Контрибуция платилась аккуратно, континентальная блокада выполнялась пунктуально, король трепетал и пресмыкался, Гарденберг льстил и унижался, и все-таки Наполеон не уводил своих войск из прусских крепостей и не давал никаких успокоительных обещаний. Немудрено, после всего сказанного, что когда Наполеон, готовясь к войне с Россией, вдруг потребовал, чтобы Пруссия ему в этом активно помогла войсками, то и это было сделано, хотя и после серьезных колебаний.
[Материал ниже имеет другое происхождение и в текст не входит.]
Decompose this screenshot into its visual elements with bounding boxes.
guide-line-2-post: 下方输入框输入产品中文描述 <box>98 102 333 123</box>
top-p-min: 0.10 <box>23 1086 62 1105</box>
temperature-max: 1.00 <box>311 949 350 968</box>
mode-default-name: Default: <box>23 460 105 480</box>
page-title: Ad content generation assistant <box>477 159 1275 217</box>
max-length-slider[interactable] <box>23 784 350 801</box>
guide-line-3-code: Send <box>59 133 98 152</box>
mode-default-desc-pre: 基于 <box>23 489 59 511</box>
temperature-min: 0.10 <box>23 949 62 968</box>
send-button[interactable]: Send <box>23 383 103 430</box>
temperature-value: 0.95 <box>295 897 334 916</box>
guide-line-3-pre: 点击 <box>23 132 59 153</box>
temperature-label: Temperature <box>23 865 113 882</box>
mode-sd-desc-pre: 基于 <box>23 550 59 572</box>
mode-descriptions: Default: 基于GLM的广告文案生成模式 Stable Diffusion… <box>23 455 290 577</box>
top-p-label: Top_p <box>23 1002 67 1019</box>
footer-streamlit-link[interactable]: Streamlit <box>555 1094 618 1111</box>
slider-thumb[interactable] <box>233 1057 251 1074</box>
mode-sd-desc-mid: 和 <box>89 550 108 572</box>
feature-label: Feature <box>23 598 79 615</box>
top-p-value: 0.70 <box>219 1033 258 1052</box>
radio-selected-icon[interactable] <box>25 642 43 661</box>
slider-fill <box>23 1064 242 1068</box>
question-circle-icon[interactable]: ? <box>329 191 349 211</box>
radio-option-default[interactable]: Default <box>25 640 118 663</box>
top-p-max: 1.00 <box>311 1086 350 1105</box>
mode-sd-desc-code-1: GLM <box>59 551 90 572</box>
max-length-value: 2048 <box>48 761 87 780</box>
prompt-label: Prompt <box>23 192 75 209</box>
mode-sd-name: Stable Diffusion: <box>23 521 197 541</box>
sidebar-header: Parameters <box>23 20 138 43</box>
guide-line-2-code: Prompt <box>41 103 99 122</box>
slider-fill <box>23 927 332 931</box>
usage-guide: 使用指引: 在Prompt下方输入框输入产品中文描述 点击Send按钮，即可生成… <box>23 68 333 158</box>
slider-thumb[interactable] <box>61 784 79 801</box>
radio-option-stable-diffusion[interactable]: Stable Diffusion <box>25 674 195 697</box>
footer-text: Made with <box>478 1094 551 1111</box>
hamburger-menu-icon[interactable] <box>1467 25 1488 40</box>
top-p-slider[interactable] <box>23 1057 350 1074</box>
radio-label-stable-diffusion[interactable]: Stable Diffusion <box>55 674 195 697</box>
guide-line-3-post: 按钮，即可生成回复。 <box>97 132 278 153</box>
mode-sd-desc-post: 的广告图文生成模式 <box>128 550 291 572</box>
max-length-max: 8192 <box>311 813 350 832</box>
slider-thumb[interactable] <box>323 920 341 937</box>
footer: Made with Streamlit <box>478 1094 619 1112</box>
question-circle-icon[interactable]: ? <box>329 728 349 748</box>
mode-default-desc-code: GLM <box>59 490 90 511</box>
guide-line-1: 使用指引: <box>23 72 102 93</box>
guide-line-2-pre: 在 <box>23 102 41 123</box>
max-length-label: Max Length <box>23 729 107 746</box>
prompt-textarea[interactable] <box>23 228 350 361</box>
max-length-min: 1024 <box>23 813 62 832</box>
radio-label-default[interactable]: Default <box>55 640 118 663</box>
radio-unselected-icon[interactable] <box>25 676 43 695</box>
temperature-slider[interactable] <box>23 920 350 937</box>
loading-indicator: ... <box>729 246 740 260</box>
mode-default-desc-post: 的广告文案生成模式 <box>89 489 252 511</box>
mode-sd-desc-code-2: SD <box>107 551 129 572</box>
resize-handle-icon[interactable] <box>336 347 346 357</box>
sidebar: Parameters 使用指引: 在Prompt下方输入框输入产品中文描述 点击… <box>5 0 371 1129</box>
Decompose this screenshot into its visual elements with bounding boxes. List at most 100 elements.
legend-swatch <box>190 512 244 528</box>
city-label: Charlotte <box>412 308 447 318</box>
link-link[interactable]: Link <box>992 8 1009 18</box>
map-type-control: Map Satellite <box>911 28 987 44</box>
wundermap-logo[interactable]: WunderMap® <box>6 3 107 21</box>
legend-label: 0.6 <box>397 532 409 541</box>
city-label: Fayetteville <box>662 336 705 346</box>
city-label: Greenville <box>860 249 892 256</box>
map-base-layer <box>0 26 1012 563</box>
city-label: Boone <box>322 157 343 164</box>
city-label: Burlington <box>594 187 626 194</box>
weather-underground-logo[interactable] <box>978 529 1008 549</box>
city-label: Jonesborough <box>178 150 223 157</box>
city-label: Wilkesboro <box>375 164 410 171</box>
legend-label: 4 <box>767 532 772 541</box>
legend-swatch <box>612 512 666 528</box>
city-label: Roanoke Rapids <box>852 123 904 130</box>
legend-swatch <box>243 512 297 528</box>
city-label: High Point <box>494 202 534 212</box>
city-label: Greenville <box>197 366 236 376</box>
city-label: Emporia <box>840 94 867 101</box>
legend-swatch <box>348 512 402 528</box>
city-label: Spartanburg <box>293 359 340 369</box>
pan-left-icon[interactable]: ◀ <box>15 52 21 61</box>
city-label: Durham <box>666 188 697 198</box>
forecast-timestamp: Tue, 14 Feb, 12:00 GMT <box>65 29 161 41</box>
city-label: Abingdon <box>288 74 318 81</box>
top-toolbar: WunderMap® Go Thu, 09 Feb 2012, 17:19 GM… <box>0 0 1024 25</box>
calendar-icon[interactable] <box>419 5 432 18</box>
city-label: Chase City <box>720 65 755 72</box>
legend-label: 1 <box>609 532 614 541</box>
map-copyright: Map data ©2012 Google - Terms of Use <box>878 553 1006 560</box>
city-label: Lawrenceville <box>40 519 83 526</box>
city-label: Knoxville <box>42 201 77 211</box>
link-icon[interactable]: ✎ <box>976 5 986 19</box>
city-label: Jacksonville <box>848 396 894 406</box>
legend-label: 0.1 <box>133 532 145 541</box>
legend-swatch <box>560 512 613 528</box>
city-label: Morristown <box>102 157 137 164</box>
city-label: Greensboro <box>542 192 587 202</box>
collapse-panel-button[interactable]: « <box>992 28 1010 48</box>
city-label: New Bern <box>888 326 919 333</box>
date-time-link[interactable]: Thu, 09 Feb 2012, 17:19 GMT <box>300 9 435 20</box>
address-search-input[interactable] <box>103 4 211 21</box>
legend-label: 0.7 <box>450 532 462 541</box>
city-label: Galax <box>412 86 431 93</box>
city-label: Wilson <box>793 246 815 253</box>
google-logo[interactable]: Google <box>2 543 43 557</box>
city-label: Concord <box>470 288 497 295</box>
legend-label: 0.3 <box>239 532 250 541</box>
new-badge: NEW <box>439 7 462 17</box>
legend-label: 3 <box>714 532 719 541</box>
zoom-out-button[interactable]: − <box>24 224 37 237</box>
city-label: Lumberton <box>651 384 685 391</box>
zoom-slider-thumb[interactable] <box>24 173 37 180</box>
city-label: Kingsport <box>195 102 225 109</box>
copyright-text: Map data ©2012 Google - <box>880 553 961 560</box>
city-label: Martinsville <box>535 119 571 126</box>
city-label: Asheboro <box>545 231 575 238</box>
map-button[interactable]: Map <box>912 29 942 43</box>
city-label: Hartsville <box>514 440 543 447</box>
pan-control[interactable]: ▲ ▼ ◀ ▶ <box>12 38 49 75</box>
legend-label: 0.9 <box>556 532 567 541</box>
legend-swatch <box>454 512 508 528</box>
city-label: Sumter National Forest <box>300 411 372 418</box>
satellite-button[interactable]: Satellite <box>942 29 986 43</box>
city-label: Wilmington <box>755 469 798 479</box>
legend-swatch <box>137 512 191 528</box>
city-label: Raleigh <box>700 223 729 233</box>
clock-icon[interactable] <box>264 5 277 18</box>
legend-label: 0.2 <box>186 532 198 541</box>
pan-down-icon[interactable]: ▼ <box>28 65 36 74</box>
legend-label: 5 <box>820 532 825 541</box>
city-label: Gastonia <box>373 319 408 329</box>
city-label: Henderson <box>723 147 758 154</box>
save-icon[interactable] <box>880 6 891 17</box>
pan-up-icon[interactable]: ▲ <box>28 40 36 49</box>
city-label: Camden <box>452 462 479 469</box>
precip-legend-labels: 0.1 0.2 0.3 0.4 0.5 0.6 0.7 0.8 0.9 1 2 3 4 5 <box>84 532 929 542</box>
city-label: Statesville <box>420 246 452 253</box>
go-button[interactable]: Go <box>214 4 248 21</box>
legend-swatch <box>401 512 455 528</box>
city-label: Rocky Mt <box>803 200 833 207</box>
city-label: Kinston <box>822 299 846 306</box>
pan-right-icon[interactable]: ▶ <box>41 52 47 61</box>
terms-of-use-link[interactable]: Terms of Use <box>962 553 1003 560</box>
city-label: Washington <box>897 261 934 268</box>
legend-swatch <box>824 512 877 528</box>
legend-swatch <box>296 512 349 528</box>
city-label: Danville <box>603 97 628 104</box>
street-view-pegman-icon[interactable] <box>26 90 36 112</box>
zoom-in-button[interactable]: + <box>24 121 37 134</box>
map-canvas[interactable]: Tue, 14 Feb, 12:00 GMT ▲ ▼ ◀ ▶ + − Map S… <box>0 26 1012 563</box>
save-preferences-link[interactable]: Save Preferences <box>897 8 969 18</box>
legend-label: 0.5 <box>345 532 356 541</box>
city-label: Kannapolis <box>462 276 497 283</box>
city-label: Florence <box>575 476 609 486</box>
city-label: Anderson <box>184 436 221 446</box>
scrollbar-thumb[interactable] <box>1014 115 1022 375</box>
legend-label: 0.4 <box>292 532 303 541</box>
Но Наполеон покончил с колебаниями одним ударом. 14 ноября 1811 г. он дал маршалу Даву инструкцию: по первому знаку войти в Пруссию и занять ее всю французской армией. 24 февраля 1812 г. в Париже было подписано соглашение, по которому Пруссия обязывалась принимать участие на стороне Наполеона во всякой войне, которую он будет вести. Тотчас же после этого Наполеон обратился к Австрии. Здесь дело устроилось тоже без особых затруднений. После Ваграма и Шенбруннского мира австрийское правительство было терроризовано, а после брака Наполеона с Марией-Луизой Меттерних и другие руководящие деятели Австрии решили, что плыть в наполеоновском фарватере выгодно и можно получить от победителя кое-какие компенсации взамен потерянных провинций. Наполеон мог ударить на Австрию с запада и с севера - из Баварии и Сак-сонии, с юга - из иллирийских провинций, т. е. из Карниолии, Каринтии, из королевства Италии; Наполеон мог явиться и с северо-востока-из Польши (из Галиции). Его империя и его вассалы отовсюду сдавливали и окружали Австрию.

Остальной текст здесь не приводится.